La dentelle aux fuseaux
C’est un tissu formé en croisant et tressant des fils enroulés d’un bout sur des fuseaux et fixés de l’autre bout sur un coussin par des épingles.
Les fuseaux, nommés aussi bloquets, s’appellent en italien fuselli ou piombini, ce qui semblerait dire qu’ils ont été formés d’abord de petits lingots de plomb. Comme on les a faits en os et en ivoire, les italiens les ont encore nommés ossi et les anglais bones.
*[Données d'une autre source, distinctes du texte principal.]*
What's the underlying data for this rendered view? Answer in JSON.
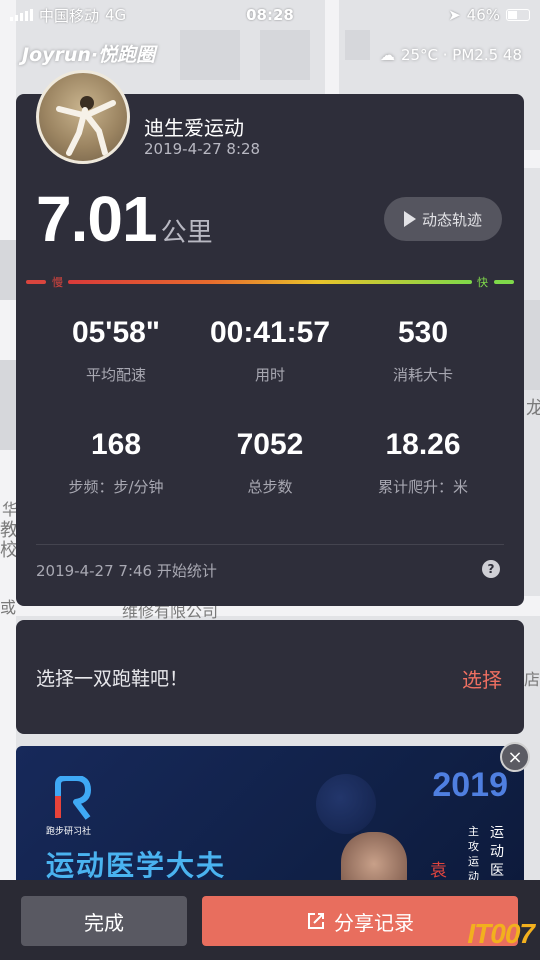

Mais on dit le plus souvent bobins : ce sont en effet, de petites bobines prolongées d’un manche pour les manier plus facilement.
Quelquefois, pour protéger le fil contre la poussière et le frottement des fuseaux voisins, on entoure la partie qui constitue la bobine d’une mince feuille de corne servant de fourreau assez large pour ne pas gêner le passage du fil : c’est ce qu’on appelle des noquettes en Normandie ou binettes au Puy-en-Velay.
Les passements
Le nom de passement donné aux premières dentelles aux fuseaux leur vint de ce que cette industrie était comprise dans la corporation des passementiers, lesquels avaient seuls le droit, selon leurs statuts « de faire toutes sortes de passements de dentelles sur l’oreiller, aux fuseaux ou aux épingles et à la main, d’or, d’argent, tant fin que faux, de soie, de fil blanc et de couleur ». Ainsi donc passement et dentelle sont une même chose à l’origine pour désigner la dentelle aux fuseaux.
En Espagne, les étoffes qui sortaient des hôtels de Tiraz étaient si appréciées qu’on les garnît de passements de soie, d’or et d’argent, ceux-ci portèrent le nom de Point d’Espagne. Ce n’était pas la finesse qui était recherchée mais un effet de clinquant et de relief.
En Belgique et en Hollande, ce ne furent ni la soie, ni l’or, ni l’argent qu’on travailla, mais le lin le plus fin. On y tissait les plus beaux draps et linges du monde. Avec les mêmes fils on put élaborer de très fines dentelles pour garnir les larges cols et les manches de toile que nous voyons dans les beaux portraits flamands de l’époque.
Gant réalisé aux fuseaux, la paume et le dessous des doigts sont faits au crochet
Les guipures
Les passementiers emploient souvent le cordonnet-guipure. Dans le travail aux fuseaux ce cordonnet, par sa raideur, ne se prête qu’à l’exécution de passements largement percés. De là vient qu’il fait donner le nom de guipure à toute dentelle dont les fonds sont larges et irréguliers, par opposition, on le verra plus tard aux fonds réseau.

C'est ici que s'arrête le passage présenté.